The arguments I’ve heard from the pro-credit-card camp are all centered around getting paid quickly and easily, and avoiding the hassles of dealing with the bank or with paper checks.
I’m a little bit at odds here with many other freelancers, some more successful than me, but I don’t think you should accept credit card payments as a freelancer, with two (very) important exceptions.
I do accept some credit card payments (more on that later), but I collect money with a mix of wire transfers, ACH, and yes, old-fashioned paper checks.
Let’s talk about why the simplicity of just accepting credit cards isn’t the great deal that some make it out to be.
If you’re like most freelancers, you’re getting several dozen payments a year for thousands of dollars each that adds up to high five or low six figures.
Using credit cards in this scenario is insane.
Let me go through the advantages of accepting cards and explain why they don’t hold up for me.
I love Stripe. Being able to quickly and easily accept credit cards has been a game-changer for hundreds of thousands of businesses since Stripe entered the market. And accepting credit cards via Stripe is super convenient, I grant you. You can get setup and start accepting payments for thousands of dollars in a few minutes, and they’ll hit your bank account tomorrow. That’s pretty incredible.

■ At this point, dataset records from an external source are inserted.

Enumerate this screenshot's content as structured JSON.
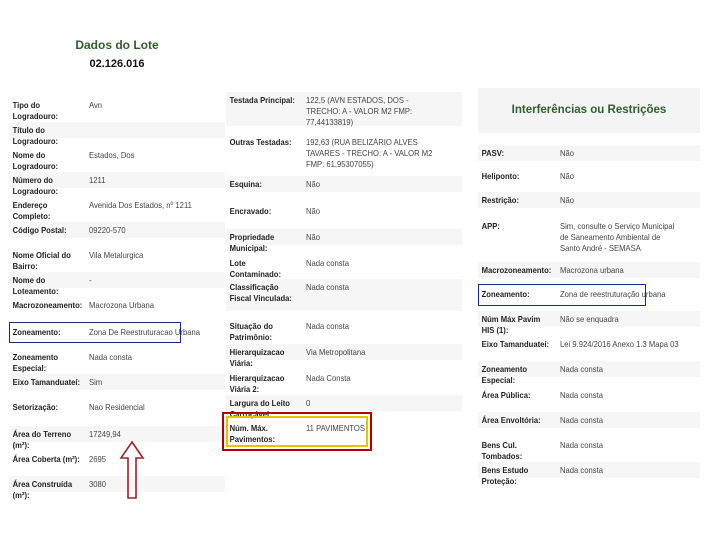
{
  "left": {
    "title": "Dados do Lote",
    "lot_number": "02.126.016",
    "rows": [
      {
        "label": "Tipo do Logradouro:",
        "value": "Avn"
      },
      {
        "label": "Título do Logradouro:",
        "value": ""
      },
      {
        "label": "Nome do Logradouro:",
        "value": "Estados, Dos"
      },
      {
        "label": "Número do Logradouro:",
        "value": "1211"
      },
      {
        "label": "Endereço Completo:",
        "value": "Avenida Dos Estados, nº 1211"
      },
      {
        "label": "Código Postal:",
        "value": "09220-570"
      },
      {
        "label": "Nome Oficial do Bairro:",
        "value": "Vila Metalurgica"
      },
      {
        "label": "Nome do Loteamento:",
        "value": "-"
      },
      {
        "label": "Macrozoneamento:",
        "value": "Macrozona Urbana"
      },
      {
        "label": "Zoneamento:",
        "value": "Zona De Reestruturacao Urbana"
      },
      {
        "label": "Zoneamento Especial:",
        "value": "Nada consta"
      },
      {
        "label": "Eixo Tamanduateí:",
        "value": "Sim"
      },
      {
        "label": "Setorização:",
        "value": "Nao Residencial"
      },
      {
        "label": "Área do Terreno (m²):",
        "value": "17249,94"
      },
      {
        "label": "Área Coberta (m²):",
        "value": "2695"
      },
      {
        "label": "Área Construída (m²):",
        "value": "3080"
      }
    ]
  },
  "middle": {
    "rows": [
      {
        "label": "Testada Principal:",
        "value": "122,5 (AVN ESTADOS, DOS - TRECHO: A - VALOR M2 FMP: 77,44133819)"
      },
      {
        "label": "Outras Testadas:",
        "value": "192,63 (RUA BELIZÁRIO ALVES TAVARES - TRECHO: A - VALOR M2 FMP: 61,95307055)"
      },
      {
        "label": "Esquina:",
        "value": "Não"
      },
      {
        "label": "Encravado:",
        "value": "Não"
      },
      {
        "label": "Propriedade Municipal:",
        "value": "Não"
      },
      {
        "label": "Lote Contaminado:",
        "value": "Nada consta"
      },
      {
        "label": "Classificação Fiscal Vinculada:",
        "value": "Nada consta"
      },
      {
        "label": "Situação do Patrimônio:",
        "value": "Nada consta"
      },
      {
        "label": "Hierarquizacao Viária:",
        "value": "Via Metropolitana"
      },
      {
        "label": "Hierarquizacao Viária 2:",
        "value": "Nada Consta"
      },
      {
        "label": "Largura do Leito Carroçável:",
        "value": "0"
      },
      {
        "label": "Núm. Máx. Pavimentos:",
        "value": "11 PAVIMENTOS"
      }
    ]
  },
  "right": {
    "title": "Interferências ou Restrições",
    "rows": [
      {
        "label": "PASV:",
        "value": "Não"
      },
      {
        "label": "Heliponto:",
        "value": "Não"
      },
      {
        "label": "Restrição:",
        "value": "Não"
      },
      {
        "label": "APP:",
        "value": "Sim, consulte o Serviço Municipal de Saneamento Ambiental de Santo André - SEMASA"
      },
      {
        "label": "Macrozoneamento:",
        "value": "Macrozona urbana"
      },
      {
        "label": "Zoneamento:",
        "value": "Zona de reestruturação urbana"
      },
      {
        "label": "Núm Máx Pavim HIS (1):",
        "value": "Não se enquadra"
      },
      {
        "label": "Eixo Tamanduateí:",
        "value": "Lei 9.924/2016 Anexo 1.3 Mapa 03"
      },
      {
        "label": "Zoneamento Especial:",
        "value": "Nada consta"
      },
      {
        "label": "Área Pública:",
        "value": "Nada consta"
      },
      {
        "label": "Área Envoltória:",
        "value": "Nada consta"
      },
      {
        "label": "Bens Cul. Tombados:",
        "value": "Nada consta"
      },
      {
        "label": "Bens Estudo Proteção:",
        "value": "Nada consta"
      }
    ]
  },
  "colors": {
    "title": "#2f5e2f",
    "highlight_blue": "#1a2a8a",
    "highlight_red": "#b00000",
    "highlight_yellow": "#e6c200",
    "arrow": "#a0212a"
  }
}
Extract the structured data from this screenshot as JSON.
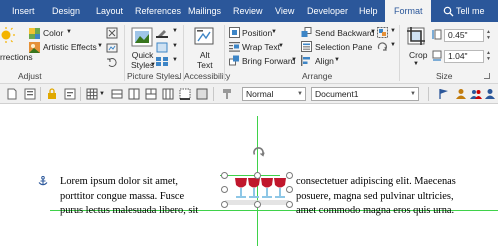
{
  "tabs": [
    {
      "label": "Insert"
    },
    {
      "label": "Design"
    },
    {
      "label": "Layout"
    },
    {
      "label": "References"
    },
    {
      "label": "Mailings"
    },
    {
      "label": "Review"
    },
    {
      "label": "View"
    },
    {
      "label": "Developer"
    },
    {
      "label": "Help"
    },
    {
      "label": "Format"
    }
  ],
  "tell_me": {
    "label": "Tell me"
  },
  "ribbon": {
    "adjust": {
      "corrections_label": "rrections",
      "color_label": "Color",
      "artistic_effects_label": "Artistic Effects",
      "group_label": "Adjust"
    },
    "picture_styles": {
      "quick_styles_label": "Quick\nStyles",
      "group_label": "Picture Styles"
    },
    "accessibility": {
      "alt_text_label": "Alt\nText",
      "group_label": "Accessibility"
    },
    "arrange": {
      "position_label": "Position",
      "wrap_text_label": "Wrap Text",
      "bring_forward_label": "Bring Forward",
      "send_backward_label": "Send Backward",
      "selection_pane_label": "Selection Pane",
      "align_label": "Align",
      "group_label": "Arrange"
    },
    "size": {
      "crop_label": "Crop",
      "height_value": "0.45\"",
      "width_value": "1.04\"",
      "group_label": "Size"
    }
  },
  "toolbar": {
    "style_value": "Normal",
    "document_value": "Document1"
  },
  "document": {
    "left_lines": [
      "Lorem ipsum dolor sit amet,",
      "porttitor congue massa. Fusce",
      "purus lectus malesuada libero, sit"
    ],
    "right_lines": [
      "consectetuer adipiscing elit. Maecenas",
      "posuere, magna sed pulvinar ultricies,",
      "amet commodo magna eros quis urna."
    ]
  },
  "colors": {
    "title_bar": "#2b579a",
    "ribbon": "#f3f3f3",
    "guide": "#3fd24a",
    "wine": "#c0172d"
  }
}
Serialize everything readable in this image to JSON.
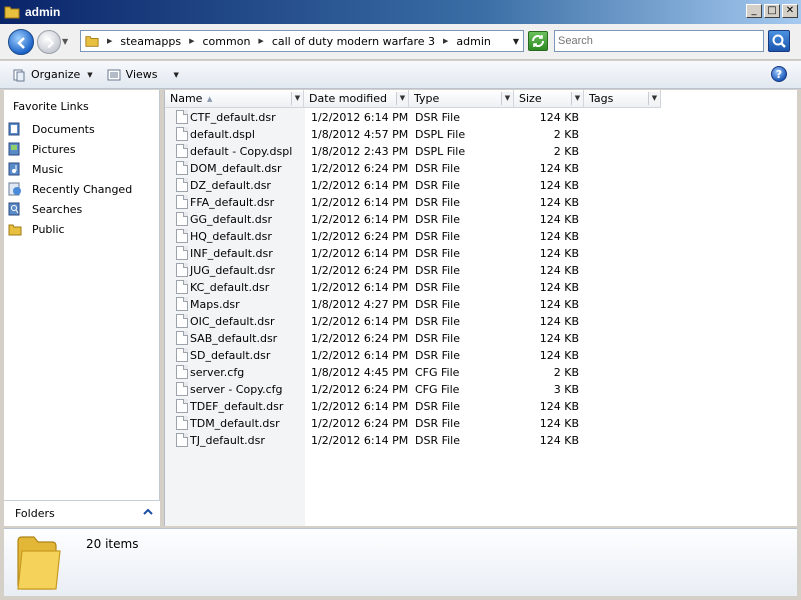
{
  "window": {
    "title": "admin",
    "minimize_glyph": "_",
    "maximize_glyph": "□",
    "close_glyph": "✕"
  },
  "address": {
    "crumbs": [
      "steamapps",
      "common",
      "call of duty modern warfare 3",
      "admin"
    ],
    "search_placeholder": "Search"
  },
  "toolbar": {
    "organize_label": "Organize",
    "views_label": "Views",
    "help_glyph": "?"
  },
  "navpane": {
    "favorites_title": "Favorite Links",
    "items": [
      {
        "label": "Documents",
        "icon": "documents-icon"
      },
      {
        "label": "Pictures",
        "icon": "pictures-icon"
      },
      {
        "label": "Music",
        "icon": "music-icon"
      },
      {
        "label": "Recently Changed",
        "icon": "recently-changed-icon"
      },
      {
        "label": "Searches",
        "icon": "searches-icon"
      },
      {
        "label": "Public",
        "icon": "public-folder-icon"
      }
    ],
    "folders_label": "Folders"
  },
  "columns": {
    "name": "Name",
    "date": "Date modified",
    "type": "Type",
    "size": "Size",
    "tags": "Tags"
  },
  "files": [
    {
      "name": "CTF_default.dsr",
      "date": "1/2/2012 6:14 PM",
      "type": "DSR File",
      "size": "124 KB"
    },
    {
      "name": "default.dspl",
      "date": "1/8/2012 4:57 PM",
      "type": "DSPL File",
      "size": "2 KB"
    },
    {
      "name": "default - Copy.dspl",
      "date": "1/8/2012 2:43 PM",
      "type": "DSPL File",
      "size": "2 KB"
    },
    {
      "name": "DOM_default.dsr",
      "date": "1/2/2012 6:24 PM",
      "type": "DSR File",
      "size": "124 KB"
    },
    {
      "name": "DZ_default.dsr",
      "date": "1/2/2012 6:14 PM",
      "type": "DSR File",
      "size": "124 KB"
    },
    {
      "name": "FFA_default.dsr",
      "date": "1/2/2012 6:14 PM",
      "type": "DSR File",
      "size": "124 KB"
    },
    {
      "name": "GG_default.dsr",
      "date": "1/2/2012 6:14 PM",
      "type": "DSR File",
      "size": "124 KB"
    },
    {
      "name": "HQ_default.dsr",
      "date": "1/2/2012 6:24 PM",
      "type": "DSR File",
      "size": "124 KB"
    },
    {
      "name": "INF_default.dsr",
      "date": "1/2/2012 6:14 PM",
      "type": "DSR File",
      "size": "124 KB"
    },
    {
      "name": "JUG_default.dsr",
      "date": "1/2/2012 6:24 PM",
      "type": "DSR File",
      "size": "124 KB"
    },
    {
      "name": "KC_default.dsr",
      "date": "1/2/2012 6:14 PM",
      "type": "DSR File",
      "size": "124 KB"
    },
    {
      "name": "Maps.dsr",
      "date": "1/8/2012 4:27 PM",
      "type": "DSR File",
      "size": "124 KB"
    },
    {
      "name": "OIC_default.dsr",
      "date": "1/2/2012 6:14 PM",
      "type": "DSR File",
      "size": "124 KB"
    },
    {
      "name": "SAB_default.dsr",
      "date": "1/2/2012 6:24 PM",
      "type": "DSR File",
      "size": "124 KB"
    },
    {
      "name": "SD_default.dsr",
      "date": "1/2/2012 6:14 PM",
      "type": "DSR File",
      "size": "124 KB"
    },
    {
      "name": "server.cfg",
      "date": "1/8/2012 4:45 PM",
      "type": "CFG File",
      "size": "2 KB"
    },
    {
      "name": "server - Copy.cfg",
      "date": "1/2/2012 6:24 PM",
      "type": "CFG File",
      "size": "3 KB"
    },
    {
      "name": "TDEF_default.dsr",
      "date": "1/2/2012 6:14 PM",
      "type": "DSR File",
      "size": "124 KB"
    },
    {
      "name": "TDM_default.dsr",
      "date": "1/2/2012 6:24 PM",
      "type": "DSR File",
      "size": "124 KB"
    },
    {
      "name": "TJ_default.dsr",
      "date": "1/2/2012 6:14 PM",
      "type": "DSR File",
      "size": "124 KB"
    }
  ],
  "details": {
    "item_count": "20 items"
  },
  "colors": {
    "titlebar": "#0a246a",
    "folder": "#e8c040",
    "window_frame": "#d4d0c8"
  }
}
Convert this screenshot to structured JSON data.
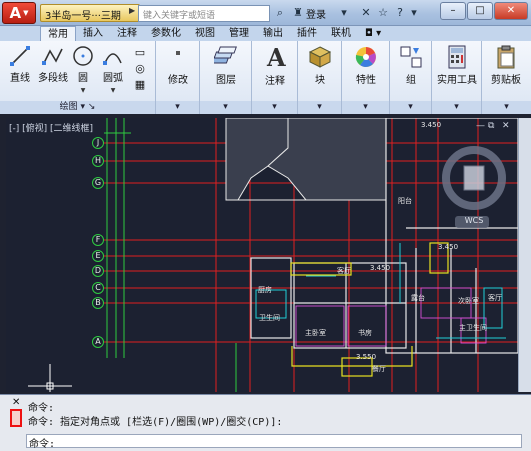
{
  "titlebar": {
    "app_logo": "A",
    "doc_title": "3半岛一号···三期",
    "search_placeholder": "键入关键字或短语",
    "login_label": "登录",
    "help_label": "?",
    "min_label": "–",
    "max_label": "□",
    "close_label": "✕"
  },
  "ribbon": {
    "tabs": [
      "常用",
      "插入",
      "注释",
      "参数化",
      "视图",
      "管理",
      "输出",
      "插件",
      "联机"
    ],
    "active_tab": "常用",
    "draw_panel_title": "绘图",
    "tools": {
      "line": "直线",
      "polyline": "多段线",
      "circle": "圆",
      "arc": "圆弧",
      "modify": "修改",
      "layer": "图层",
      "annotate": "注释",
      "block": "块",
      "properties": "特性",
      "group": "组",
      "utilities": "实用工具",
      "clipboard": "剪贴板"
    }
  },
  "viewport": {
    "label": "[-] [俯视] [二维线框]",
    "axis_letters": [
      "J",
      "H",
      "G",
      "F",
      "E",
      "D",
      "C",
      "B",
      "A"
    ],
    "room_labels": [
      "客厅",
      "主卧室",
      "书房",
      "餐厅",
      "厨房",
      "阳台",
      "卫生间",
      "次卧室",
      "露台",
      "客厅",
      "主卫生间"
    ],
    "dimension_texts": [
      "3.450",
      "3.450",
      "3.550",
      "3.450"
    ],
    "viewcube_label": "WCS"
  },
  "command": {
    "history": [
      "命令:",
      "命令: 指定对角点或 [栏选(F)/圈围(WP)/圈交(CP)]:"
    ],
    "prompt": "命令:",
    "close_label": "✕"
  },
  "colors": {
    "accent": "#c0261a",
    "canvas_bg": "#1c2131",
    "grid_red": "#e02020",
    "axis_green": "#2ecc40",
    "wall_white": "#e8e8e8",
    "room_magenta": "#d94fd9",
    "cyan": "#21d0d8",
    "yellow": "#e8e021"
  }
}
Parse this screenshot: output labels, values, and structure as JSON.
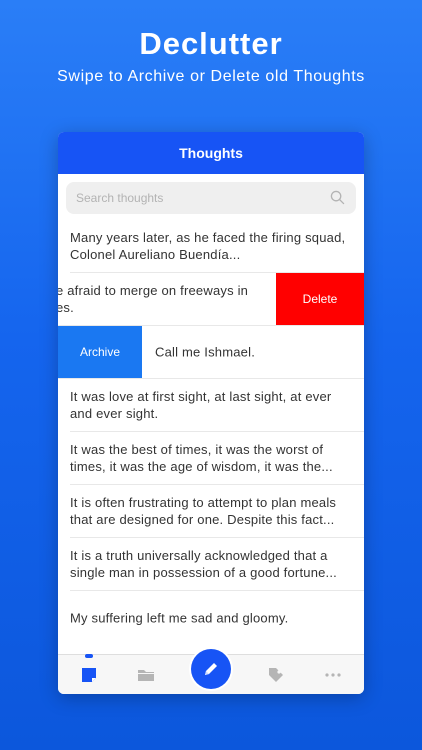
{
  "promo": {
    "title": "Declutter",
    "subtitle": "Swipe to Archive or Delete old Thoughts"
  },
  "app": {
    "nav_title": "Thoughts",
    "search_placeholder": "Search thoughts",
    "delete_label": "Delete",
    "archive_label": "Archive",
    "notes": [
      "Many years later, as he faced the firing squad, Colonel Aureliano Buendía...",
      "e afraid to merge on freeways in es.",
      "Call me Ishmael.",
      "It was love at first sight, at last sight, at ever and ever sight.",
      "It was the best of times, it was the worst of times, it was the age of wisdom, it was the...",
      "It is often frustrating to attempt to plan meals that are designed for one. Despite this fact...",
      "It is a truth universally acknowledged that a single man in possession of a good fortune...",
      "My suffering left me sad and gloomy."
    ],
    "swiped_note_lines": [
      "e afraid to merge on freeways in",
      "es."
    ],
    "tabs": [
      "notes-icon",
      "folder-icon",
      "compose-icon",
      "tag-icon",
      "more-icon"
    ],
    "colors": {
      "brand": "#1754f5",
      "delete": "#ff0000",
      "archive": "#1a78f2"
    }
  }
}
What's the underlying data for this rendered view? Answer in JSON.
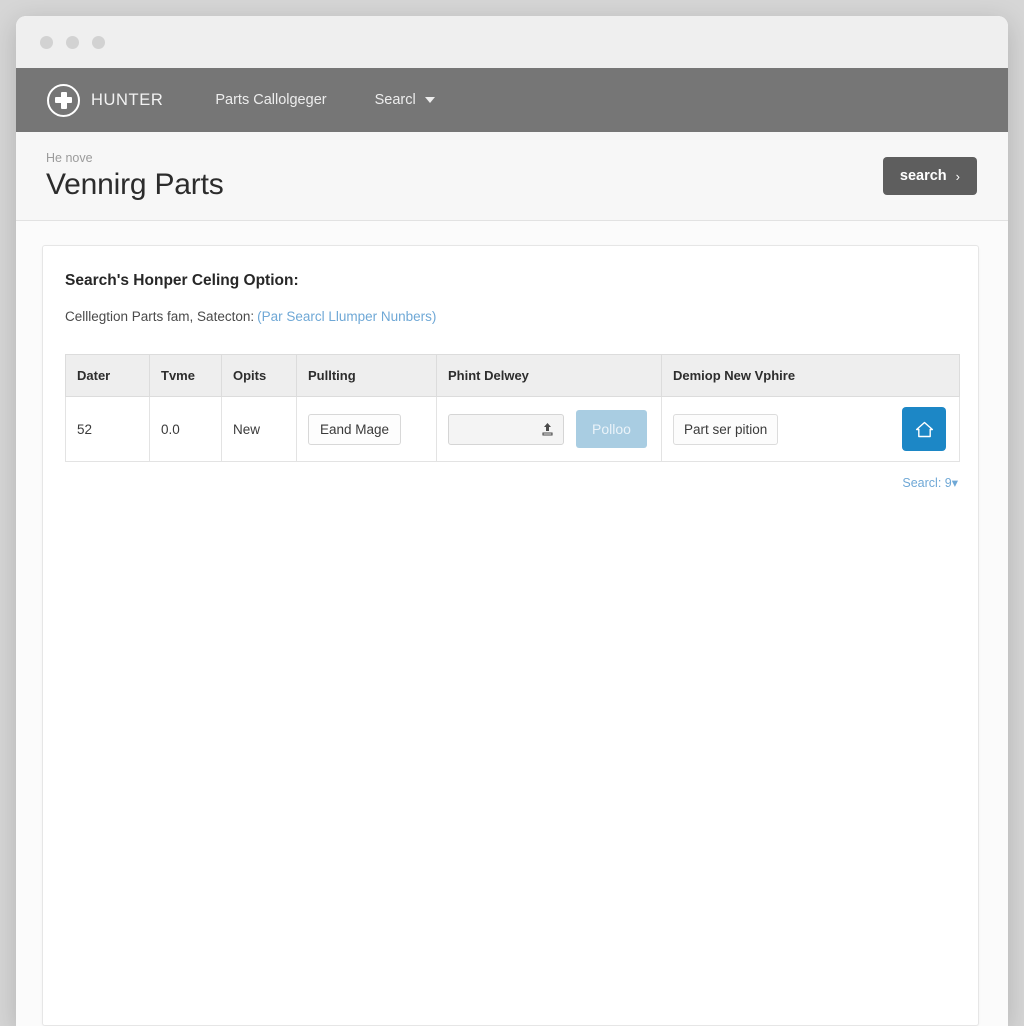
{
  "window": {
    "dots": [
      "close-dot",
      "minimize-dot",
      "maximize-dot"
    ]
  },
  "navbar": {
    "brand": "HUNTER",
    "links": [
      {
        "label": "Parts Callolgeger",
        "caret": false
      },
      {
        "label": "Searcl",
        "caret": true
      }
    ]
  },
  "page_header": {
    "breadcrumb": "He nove",
    "title": "Vennirg Parts",
    "search_button": "search",
    "search_button_chevron": "›"
  },
  "card": {
    "title": "Search's Honper Celing Option:",
    "subtitle": "Celllegtion Parts fam, Satecton:",
    "subtitle_link": "(Par Searcl Llumper Nunbers)"
  },
  "table": {
    "headers": [
      "Dater",
      "Tvme",
      "Opits",
      "Pullting",
      "Phint Delwey",
      "Demiop New Vphire"
    ],
    "rows": [
      {
        "dater": "52",
        "tvme": "0.0",
        "opits": "New",
        "pullting_button": "Eand Mage",
        "phint_file_value": "",
        "phint_action_button": "Polloo",
        "demiop_text": "Part ser pition"
      }
    ]
  },
  "table_footer": {
    "link": "Searcl: 9▾"
  },
  "colors": {
    "navbar_bg": "#767676",
    "accent_blue": "#1c87c6",
    "muted_blue": "#a9cde2",
    "link_blue": "#6fa8d6",
    "search_button_bg": "#5e5e5e"
  }
}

But you pay a fee for that speed and convenience. The standard fees for accepting cards (via Stripe or many others) is 2.9% + 30 cents. Let’s just round up to 3% for convenience of calculation.
That’s 3% of your gross revenue. That’s how much the speed and convenience of credit card payments is costing you.
“But Ryan, it’s only 3%! I get to keep 97%!”
If you do $200k in freelance over the course of a year — which is a very realistic goal by the way — that’s SIX THOUSAND DOLLARS in credit card fees. That’s absolutely insane. Yes, you’re still going to get $194k, but that doesn’t diminish the value of the $6,000 you’re passing on.
We’re not very logical, especially when it comes to money. We often are willing to make completely different decisions when the underlying facts are the same, based on the way the choice is presented to us. So people are willing to drive across town to save $5 on a $20 purchase, but won’t drive across town to save $5 on a $2000 purchase.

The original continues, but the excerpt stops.